I was given a homework question that reads:
A businesswoman in Philadelphia is preparing an itinerary for a visit to six major cities. The distance traveled, and hence the cost of the trip, will depend on the order in which she plans her route.
a) How many different itineraries (and trip costs) are possible?
b) If the businesswoman randomly selects one of the possible itineraries and Denver and San Francisco are two of the cities that she plans to visit, what is the probability that she will visit Denver before San Francisco
My reasoning:
There are 6! possibilities. there are 3! ways of re-arranging the 3 cities that are neither denver nor san francisco.

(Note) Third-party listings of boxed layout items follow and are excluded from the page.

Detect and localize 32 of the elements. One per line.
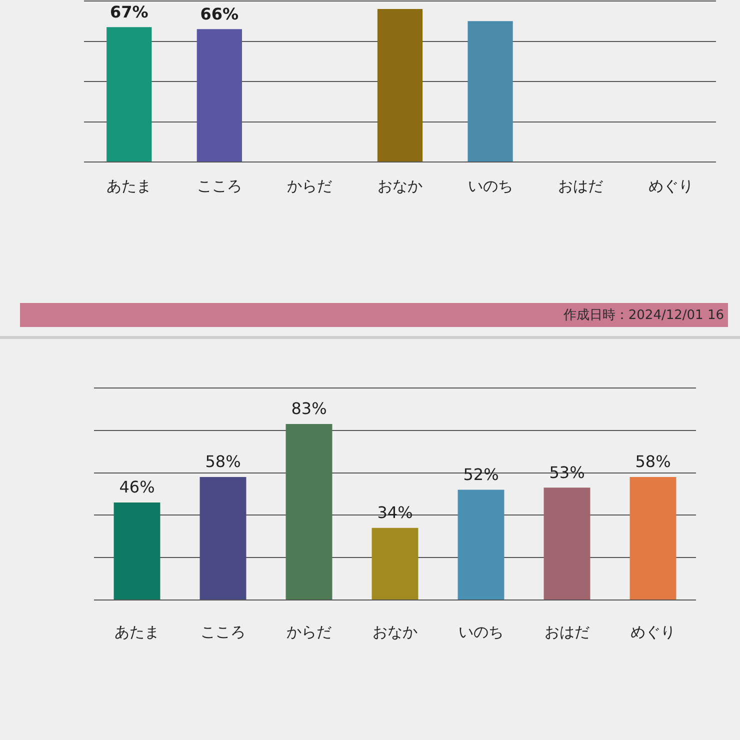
- x-tick-label: おはだ: [544, 622, 590, 641]
- bar: [114, 502, 160, 600]
- x-tick-label: こころ: [200, 622, 246, 641]
- x-tick-label: あたま: [106, 176, 152, 195]
- bar: [468, 21, 513, 162]
- data-label: 67%: [110, 2, 148, 22]
- x-tick-label: あたま: [114, 622, 160, 641]
- bar: [372, 528, 418, 600]
- bar: [630, 477, 676, 600]
- data-label: 66%: [200, 4, 239, 24]
- data-label: 46%: [119, 478, 155, 497]
- x-tick-label: こころ: [196, 176, 242, 195]
- x-tick-label: めぐり: [648, 176, 694, 195]
- bar: [544, 488, 590, 600]
- bar: [196, 29, 242, 162]
- x-tick-label: おなか: [372, 622, 418, 641]
- bar: [458, 490, 504, 600]
- data-label: 58%: [635, 452, 671, 472]
- text: 作成日時：2024/12/01 16: [563, 307, 724, 324]
- x-tick-label: いのち: [468, 176, 513, 195]
- x-tick-label: いのち: [458, 622, 504, 641]
- bar: [286, 424, 332, 600]
- bar: [377, 9, 423, 162]
- data-label: 58%: [205, 452, 241, 472]
- x-tick-label: からだ: [287, 176, 332, 195]
- bar: [106, 27, 152, 162]
- bar: [200, 477, 246, 600]
- x-tick-label: めぐり: [630, 622, 676, 641]
- x-tick-label: おはだ: [558, 176, 604, 195]
- data-label: 83%: [291, 399, 327, 418]
- x-tick-label: からだ: [286, 622, 332, 641]
- x-tick-label: おなか: [378, 176, 422, 195]
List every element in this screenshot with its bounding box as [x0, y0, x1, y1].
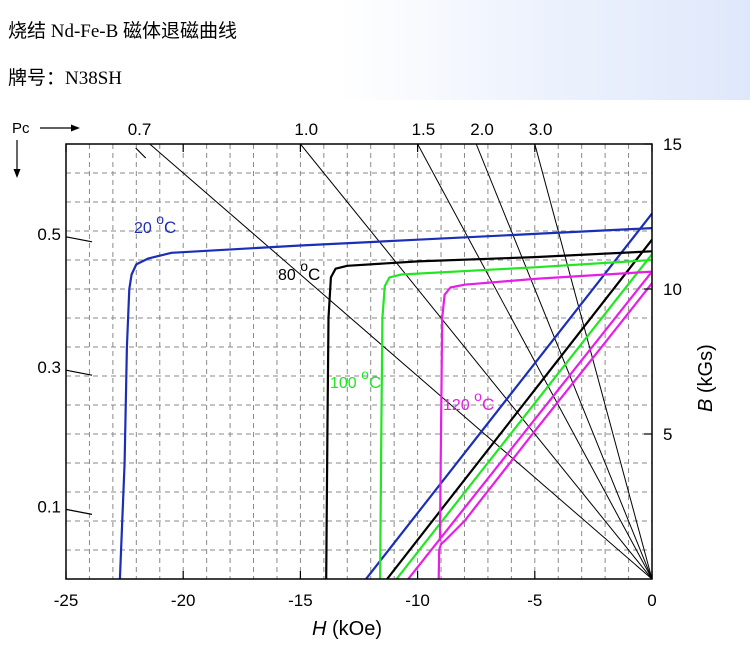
series-recoil-line — [407, 270, 652, 579]
series-label: 100 oC — [330, 366, 381, 392]
pc-left-label: 0.1 — [37, 497, 61, 516]
x-axis-title-symbol: H — [312, 618, 327, 640]
pc-lines — [149, 144, 652, 579]
header-band: 烧结 Nd-Fe-B 磁体退磁曲线 牌号：N38SH — [0, 0, 750, 100]
y-axis-title-symbol: B — [695, 399, 717, 412]
pc-arrow-right-head — [71, 124, 80, 132]
x-axis-title: H (kOe) — [312, 618, 382, 640]
page-title: 烧结 Nd-Fe-B 磁体退磁曲线 — [8, 21, 238, 42]
x-tick-label: 0 — [647, 591, 656, 610]
y-tick-label: 5 — [663, 425, 672, 444]
x-tick-label: -10 — [405, 591, 430, 610]
y-tick-label: 10 — [663, 280, 682, 299]
pc-line — [149, 144, 652, 579]
series-recoil-line — [386, 239, 652, 579]
y-tick-label: 15 — [663, 135, 682, 154]
pc-axis-label: Pc — [12, 120, 30, 137]
axes: -25 -20 -15 -10 -5 0 5 10 15 0.7 1.0 1.5 2.0 3.0 0.5 0.… — [37, 120, 682, 610]
series-label: 80 oC — [278, 258, 320, 284]
x-tick-label: -20 — [171, 591, 196, 610]
pc-top-label: 3.0 — [529, 120, 553, 139]
plot-frame — [65, 143, 653, 580]
pc-top-label: 1.0 — [294, 120, 318, 139]
pc-top-label: 1.5 — [412, 120, 436, 139]
pc-left-label: 0.5 — [37, 225, 61, 244]
x-axis-title-unit: (kOe) — [326, 618, 382, 640]
series-layer — [118, 212, 652, 579]
pc-line — [475, 144, 652, 579]
pc-top-tick — [135, 147, 147, 159]
x-tick-label: -25 — [54, 591, 79, 610]
x-tick-label: -5 — [527, 591, 542, 610]
series-b-curve — [118, 227, 652, 579]
pc-left-tick — [65, 236, 93, 243]
pc-line — [300, 144, 652, 579]
pc-left-tick — [65, 508, 93, 515]
pc-left-label: 0.3 — [37, 358, 61, 377]
series-b-curve-upper — [438, 270, 652, 542]
x-tick-label: -15 — [288, 591, 313, 610]
grid — [66, 144, 652, 579]
series-label: 20 oC — [134, 211, 176, 237]
series-b-curve — [437, 282, 652, 579]
pc-arrow-down-head — [13, 169, 21, 178]
y-axis-title-unit: (kGs) — [695, 344, 717, 398]
pc-line — [417, 144, 652, 579]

We can see the following patterns
$D_1,S,\_,\_,\_,\_$
$D_1,D_2,S,\_,\_,\_$
$D_1,D_2,D_3,S,\_,\_$
$D_1,D_2,D_3,D_4,S,\_$
$D_1,D_2,D_3,D_4,D_5,S$
Where $D_i$ represents a possible position for denver.
There are thus 1 combinations in teh first case, 2 in the second...
Giving us a total of 3!$(1+2+3+4+5)=90$ possibilities for travelling to denver before san francisco.
90/6!=0.125
My professor's answer
Denver - San Francisco - one of six cities) and (San Francisco - Denver - one of six cities); hence, the probability that she will visit Denver before San Fransico is 0.5.
Who is correct, and if I am wrong, why is my reasoning wrong?
There are $4$ cities that are neither Denver nor San Francisco. Your method works fine, but replacing $3!$ by $4!$ gives $4\cdot0.125=0.5$ as the correct solution, which is what your professor decided as well.